Piel por piel
Jorge Pacheco Zavala
Llegaron haciendo aspavientos, como si nunca hubieran visitado la tierra. Los más adelantados impusieron sus reglas, probadas ya en otros mundos menos civilizados. Nosotros sabíamos de su existencia desde hacía mucho, pero no estábamos preparados para enfrentar el día uno de su segunda visita.
Ya oscurecía cuando la tercera nave aterrizó. Uno tras otro, los extraños aparatos voladores fueron disponiéndose a lo largo del bosque a la entrada de la ciudad. Las grandes luces que emitían eran capaces de alumbrar casi toda la ciudad, solo las montañas a los alrededores quedaron en tinieblas; fue ahí donde la mayor cantidad de pobladores se refugiaron.
Habían transcurrido cinco décadas desde aquella primera visita. Muchos jóvenes no experimentaron aquel primer encuentro, y lo que sabían, lo sabían de oídas, pues era común que a los niños se les contara la historia, de manera que, experimentado o no, estaban enterados del acontecimiento.
Uno a uno fueron descendiendo los seres de rostros indefinidos. Sus largos miembros los hacían parecer pulpos humanos, y al final de sus brazos, donde debieran existir manos y dedos, se movía un miembro retráctil que al abrirse expulsaba diez hilos a modo de dedos. Eran muy delgados y se movían sin coordinación alguna. Desde nuestro escondite, pudimos ver que eran altos y que podían mimetizarse con el entorno sin problema alguno. Eran camaleones de otro planeta. El bullicio que pretendía ser silencioso, se desbordaba en las faldas de las montañas que contenían con dificultad a las miles de personas que buscaban salvar sus vidas. Sin embargo, todo parecía perdido, era como si ellos supieran que los observábamos, como si en su radar no humano, ellos fueran quienes nos observaban sin prisa. Y a pesar de que parecíamos nosotros quienes los rodeábamos, en realidad eran ellos quienes nos tenían bajo control.

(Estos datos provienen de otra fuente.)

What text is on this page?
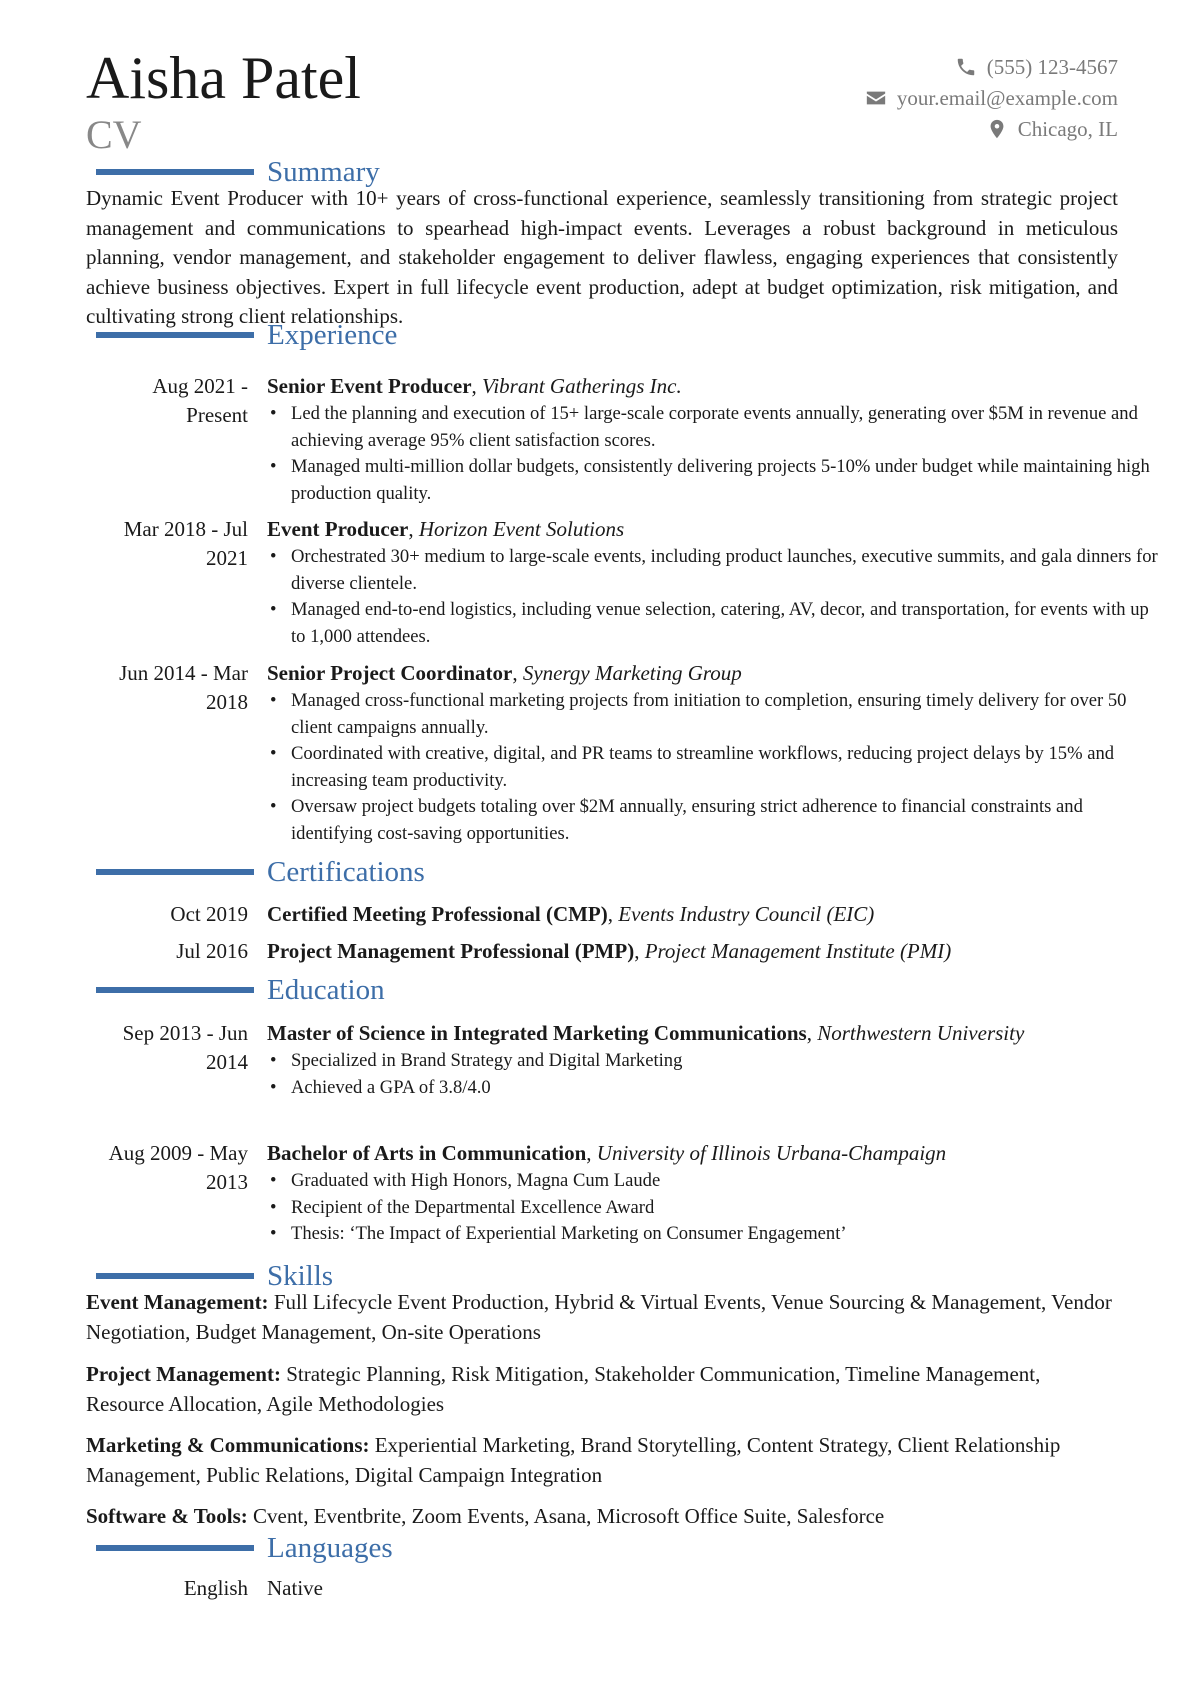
Aisha Patel
CV
(555) 123-4567
your.email@example.com
Chicago, IL
Summary
Dynamic Event Producer with 10+ years of cross-functional experience, seamlessly transitioning from strategic project management and communications to spearhead high-impact events. Leverages a robust background in meticulous planning, vendor management, and stakeholder engagement to deliver flawless, engaging experiences that consistently achieve business objectives. Expert in full lifecycle event production, adept at budget optimization, risk mitigation, and cultivating strong client relationships.
Experience
Aug 2021 - Present
Senior Event Producer, Vibrant Gatherings Inc.
• Led the planning and execution of 15+ large-scale corporate events annually, generating over $5M in revenue and achieving average 95% client satisfaction scores.
• Managed multi-million dollar budgets, consistently delivering projects 5-10% under budget while maintaining high production quality.
Mar 2018 - Jul 2021
Event Producer, Horizon Event Solutions
• Orchestrated 30+ medium to large-scale events, including product launches, executive summits, and gala dinners for diverse clientele.
• Managed end-to-end logistics, including venue selection, catering, AV, decor, and transportation, for events with up to 1,000 attendees.
Jun 2014 - Mar 2018
Senior Project Coordinator, Synergy Marketing Group
• Managed cross-functional marketing projects from initiation to completion, ensuring timely delivery for over 50 client campaigns annually.
• Coordinated with creative, digital, and PR teams to streamline workflows, reducing project delays by 15% and increasing team productivity.
• Oversaw project budgets totaling over $2M annually, ensuring strict adherence to financial constraints and identifying cost-saving opportunities.
Certifications
Oct 2019 Certified Meeting Professional (CMP), Events Industry Council (EIC)
Jul 2016 Project Management Professional (PMP), Project Management Institute (PMI)
Education
Sep 2013 - Jun 2014
Master of Science in Integrated Marketing Communications, Northwestern University
• Specialized in Brand Strategy and Digital Marketing
• Achieved a GPA of 3.8/4.0
Aug 2009 - May 2013
Bachelor of Arts in Communication, University of Illinois Urbana-Champaign
• Graduated with High Honors, Magna Cum Laude
• Recipient of the Departmental Excellence Award
• Thesis: ‘The Impact of Experiential Marketing on Consumer Engagement’
Skills
Event Management: Full Lifecycle Event Production, Hybrid & Virtual Events, Venue Sourcing & Management, Vendor Negotiation, Budget Management, On-site Operations
Project Management: Strategic Planning, Risk Mitigation, Stakeholder Communication, Timeline Management, Resource Allocation, Agile Methodologies
Marketing & Communications: Experiential Marketing, Brand Storytelling, Content Strategy, Client Relationship Management, Public Relations, Digital Campaign Integration
Software & Tools: Cvent, Eventbrite, Zoom Events, Asana, Microsoft Office Suite, Salesforce
Languages
English Native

Conforme avanzaba la noche, también ellos avanzaron hasta ponerse de frente a las montañas. La distancia entre ellos y nosotros ahora se había acortado. El viento que soplaba a esa hora, tenía un olor a metal o plástico recién calentado. Los nueve seres formaron una línea frente a nosotros. Sabían que estábamos entre los árboles, en la parte baja de las montañas. Una vez dispuestos así, de sus ojos comenzó a salir una luz ámbar que se dirigía a nosotros. Al mismo tiempo, cada uno de ellos emitía una vibración tan suave, que lejos de molestar te hacía relajarte; te producía descanso y paz. Al final de esa noche, todo cambió para siempre…

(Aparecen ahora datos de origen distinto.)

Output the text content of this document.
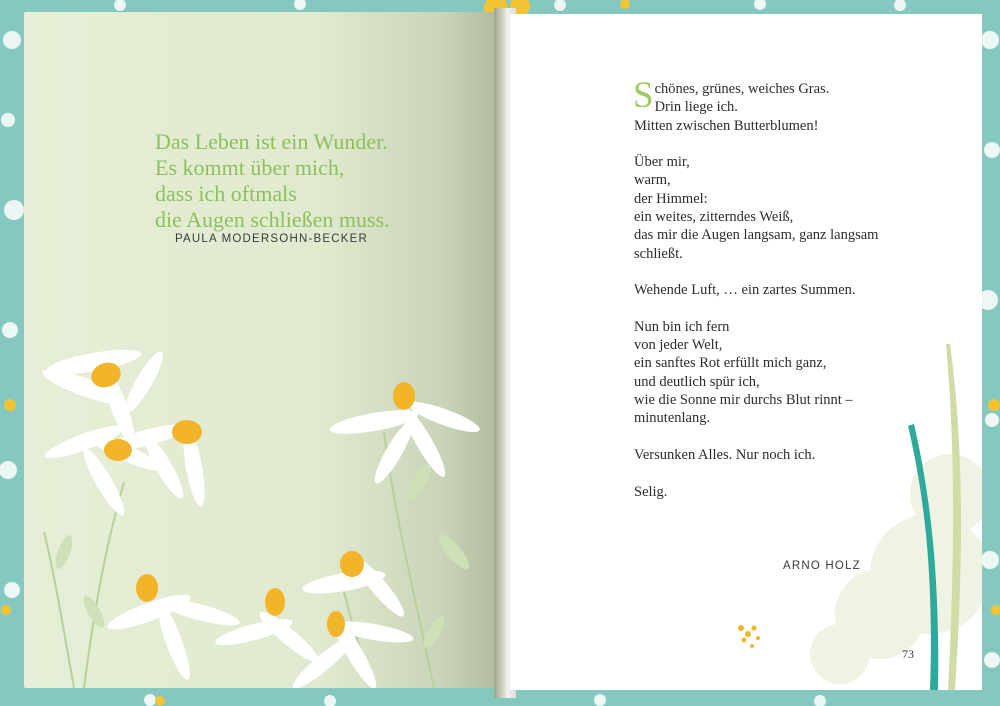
Das Leben ist ein Wunder.
Es kommt über mich,
dass ich oftmals
die Augen schließen muss.
PAULA MODERSOHN-BECKER
S chönes, grünes, weiches Gras.
Drin liege ich.
Mitten zwischen Butterblumen!
Über mir,
warm,
der Himmel:
ein weites, zitterndes Weiß,
das mir die Augen langsam, ganz langsam
schließt.
Wehende Luft, … ein zartes Summen.
Nun bin ich fern
von jeder Welt,
ein sanftes Rot erfüllt mich ganz,
und deutlich spür ich,
wie die Sonne mir durchs Blut rinnt –
minutenlang.
Versunken Alles. Nur noch ich.
Selig.
ARNO HOLZ
73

Hoy, luego de diez años de este evento extraordinario, lo último que recuerdo de aquella noche, en donde las luces y la vibración nos hicieron perder el sentido de la realidad, es a los seres dejando de ser seres para convertirse en nosotros.

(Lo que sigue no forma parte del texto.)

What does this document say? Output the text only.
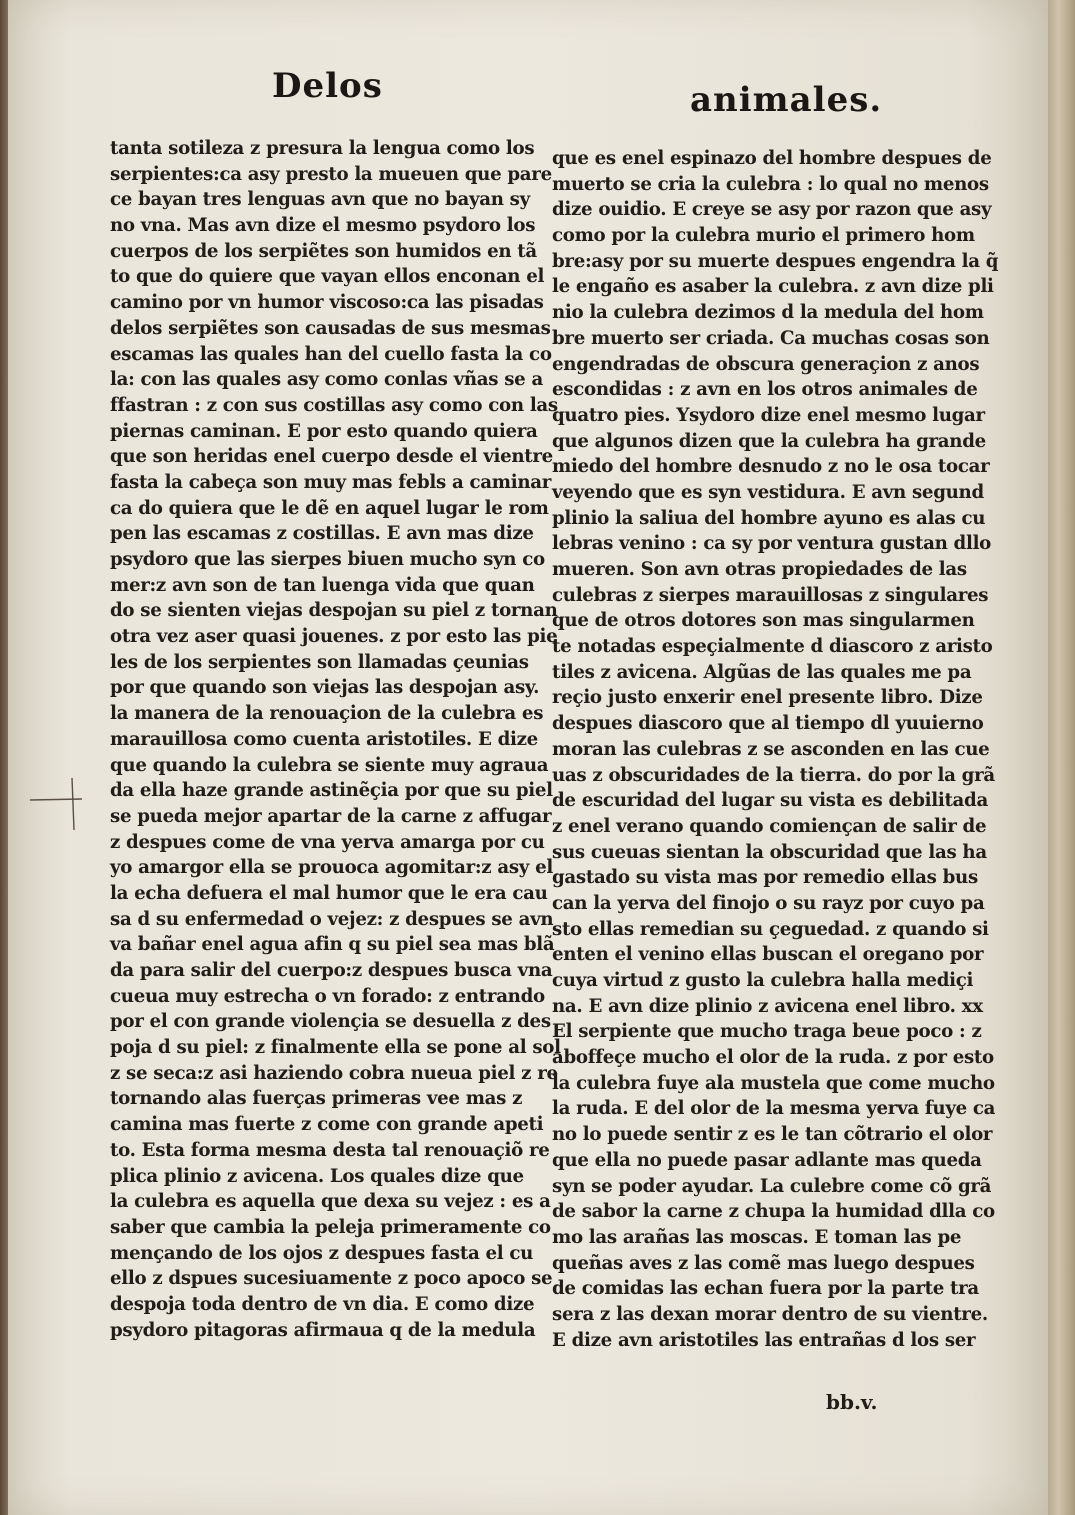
Delos	animales.
tanta sotileza z presura la lengua como los
serpientes:ca asy presto la mueuen que pare
ce bayan tres lenguas avn que no bayan sy
no vna. Mas avn dize el mesmo psydoro los
cuerpos de los serpiẽtes son humidos en tã
to que do quiere que vayan ellos enconan el
camino por vn humor viscoso:ca las pisadas
delos serpiẽtes son causadas de sus mesmas
escamas las quales han del cuello fasta la co
la: con las quales asy como conlas vñas se a
ffastran : z con sus costillas asy como con las
piernas caminan. E por esto quando quiera
que son heridas enel cuerpo desde el vientre
fasta la cabeça son muy mas febls a caminar
ca do quiera que le dẽ en aquel lugar le rom
pen las escamas z costillas. E avn mas dize
psydoro que las sierpes biuen mucho syn co
mer:z avn son de tan luenga vida que quan
do se sienten viejas despojan su piel z tornan
otra vez aser quasi jouenes. z por esto las pie
les de los serpientes son llamadas çeunias
por que quando son viejas las despojan asy.
la manera de la renouaçion de la culebra es
marauillosa como cuenta aristotiles. E dize
que quando la culebra se siente muy agraua
da ella haze grande astinẽçia por que su piel
se pueda mejor apartar de la carne z affugar
z despues come de vna yerva amarga por cu
yo amargor ella se prouoca agomitar:z asy el
la echa defuera el mal humor que le era cau
sa d su enfermedad o vejez: z despues se avn
va bañar enel agua afin q su piel sea mas blã
da para salir del cuerpo:z despues busca vna
cueua muy estrecha o vn forado: z entrando
por el con grande violençia se desuella z des
poja d su piel: z finalmente ella se pone al sol
z se seca:z asi haziendo cobra nueua piel z re
tornando alas fuerças primeras vee mas z
camina mas fuerte z come con grande apeti
to. Esta forma mesma desta tal renouaçiõ re
plica plinio z avicena. Los quales dize que
la culebra es aquella que dexa su vejez : es a
saber que cambia la peleja primeramente co
mençando de los ojos z despues fasta el cu
ello z dspues sucesiuamente z poco apoco se
despoja toda dentro de vn dia. E como dize
psydoro pitagoras afirmaua q de la medula
que es enel espinazo del hombre despues de
muerto se cria la culebra : lo qual no menos
dize ouidio. E creye se asy por razon que asy
como por la culebra murio el primero hom
bre:asy por su muerte despues engendra la q̃
le engaño es asaber la culebra. z avn dize pli
nio la culebra dezimos d la medula del hom
bre muerto ser criada. Ca muchas cosas son
engendradas de obscura generaçion z anos
escondidas : z avn en los otros animales de
quatro pies. Ysydoro dize enel mesmo lugar
que algunos dizen que la culebra ha grande
miedo del hombre desnudo z no le osa tocar
veyendo que es syn vestidura. E avn segund
plinio la saliua del hombre ayuno es alas cu
lebras venino : ca sy por ventura gustan dllo
mueren. Son avn otras propiedades de las
culebras z sierpes marauillosas z singulares
que de otros dotores son mas singularmen
te notadas espeçialmente d diascoro z aristo
tiles z avicena. Algũas de las quales me pa
reçio justo enxerir enel presente libro. Dize
despues diascoro que al tiempo dl yuuierno
moran las culebras z se asconden en las cue
uas z obscuridades de la tierra. do por la grã
de escuridad del lugar su vista es debilitada
z enel verano quando comiençan de salir de
sus cueuas sientan la obscuridad que las ha
gastado su vista mas por remedio ellas bus
can la yerva del finojo o su rayz por cuyo pa
sto ellas remedian su çeguedad. z quando si
enten el venino ellas buscan el oregano por
cuya virtud z gusto la culebra halla mediçi
na. E avn dize plinio z avicena enel libro. xx
El serpiente que mucho traga beue poco : z
aboffeçe mucho el olor de la ruda. z por esto
la culebra fuye ala mustela que come mucho
la ruda. E del olor de la mesma yerva fuye ca
no lo puede sentir z es le tan cõtrario el olor
que ella no puede pasar adlante mas queda
syn se poder ayudar. La culebre come cõ grã
de sabor la carne z chupa la humidad dlla co
mo las arañas las moscas. E toman las pe
queñas aves z las comẽ mas luego despues
de comidas las echan fuera por la parte tra
sera z las dexan morar dentro de su vientre.
E dize avn aristotiles las entrañas d los ser
bb.v.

En mi mente no se ha podido borrar la imagen de aquellos tres seres que, en un orden preestablecido, se fueron mudando de piel como si de ropaje se tratara. Luego, ya no supe más de mí…
Los pocos que dimos cuenta de este suceso, fuimos segregados por la población que no aceptó nunca lo que vimos. Ahora vivimos un centenar en este lugar sitiado, en donde además descubrimos a los ancianos que eran jóvenes en aquella primera visita.
Pasamos los días trabajando mientras esperamos, quizá en la siguiente visita seamos por fin liberados.